Il y avait pourtant dans la formulation du roi saoudien d'une menace de retrait du plan de paix arabe, une base pour créer un début de démarche commune. Mais ce petit pas en avant a été suivi le lendemain de deux pas en arrière. Et il faut bien admettre que le pouvoir égyptien pose un gros problème. Même la formulation prudente du souverain saoudien ne lui agrée pas. Ce qu'il voulait était qu'on lui «donne raison» sur toute la ligne, y compris dans son incrimination insupportable de la résistance palestinienne. Tellement insupportable que les autres pays, même s'ils ont sacrifié la veille au geste de «réconciliation» du roi saoudien, ont refusé de transiger.

Cela se ressent dans un communiqué fade où les questions de fond sont évitées alors que, de toute évidence, les discussions entre ministres des Affaires étrangères ont été tendues et vives.

Il est évident que l'Egypte cherche à imposer Mahmoud Abbas comme interlocuteur «unique», alors qu'il a, c'est le moins que l'on puisse dire, adopté un profil bas durant le carnage de Ghaza, comme s'il s'agissait d'un problème extérieur qui ne le concernait pas. Les choses étant ce qu'elles sont, hormis l'appel à une réconciliation interpalestinienne - qui doit être trouvée par les Palestiniens eux-mêmes -, il est préférable de faire un constat de divergences plutôt que d'afficher un faux consensus.

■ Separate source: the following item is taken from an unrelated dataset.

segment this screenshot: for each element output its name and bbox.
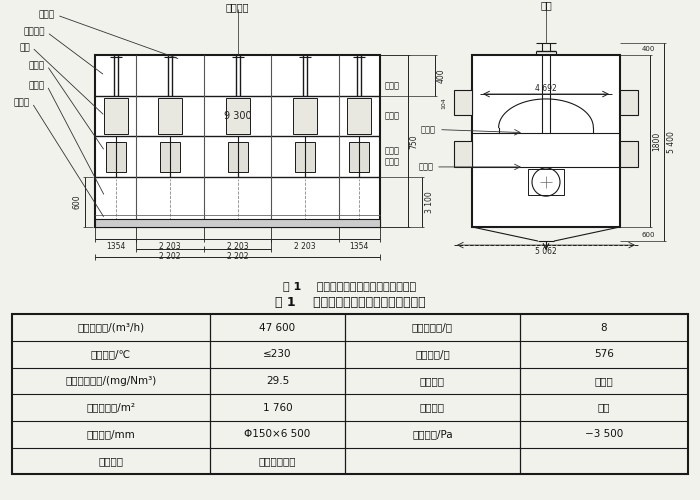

Ces divergences ne sont pas minimes ou marginales, elles portent sur des questions essentielles. Continuer à rendre la résistance «responsable» de ce qui est arrivé à Ghaza, comme l'a fait le président Hosni Moubarak, c'est de facto une justification et une banalisation de l'occupation. Le pouvoir égyptien sait que le Hamas doit tenir compte du fait que l'Egypte détient la seule frontière possible pour Ghaza et qu'il veillera à ne pas trop envenimer les choses. Mais au cours des 22 jours d'agression barbare sur Ghaza, la résistance palestinienne, incarnée non seulement par le Hamas mais aussi par d'autres factions palestiniennes, n'a pas fléchi. Elle n'a pas cédé à la pression du Caire sans s'attaquer à lui dans ses discours.

Ce sont les manifestations qui se sont déroulées dans le monde arabe et en Egypte même qui se sont chargées de dénoncer le fait que le pouvoir en place au Caire met l'Egypte en porte-à-faux avec son histoire. Même la notion de «réalisme» est dévoyée par une démarche de soumission aux Américains.

A défaut d'aller dans le bon sens, le sommet de Koweït nous a dispensés de la fable de l'unité arabe retrouvée. Il faut voir dans le petit pas du roi saoudien la prise en compte de la colère des opinions arabes et de ses critiques. Raison de plus pour que cette rue arabe, si facilement décriée - et dans laquelle on retrouve aussi bien des ouvriers, des paysans que des intellectuels -, ne fléchisse pas. Elle doit continuer à peser pour que ceux qui se disent des «dirigeants» assument leurs obligations ou bien cessent d'organiser des messes d'une Ligue qui n'existe plus. Les suppliciés de Ghaza ne nous permettent pas de baisser les bras.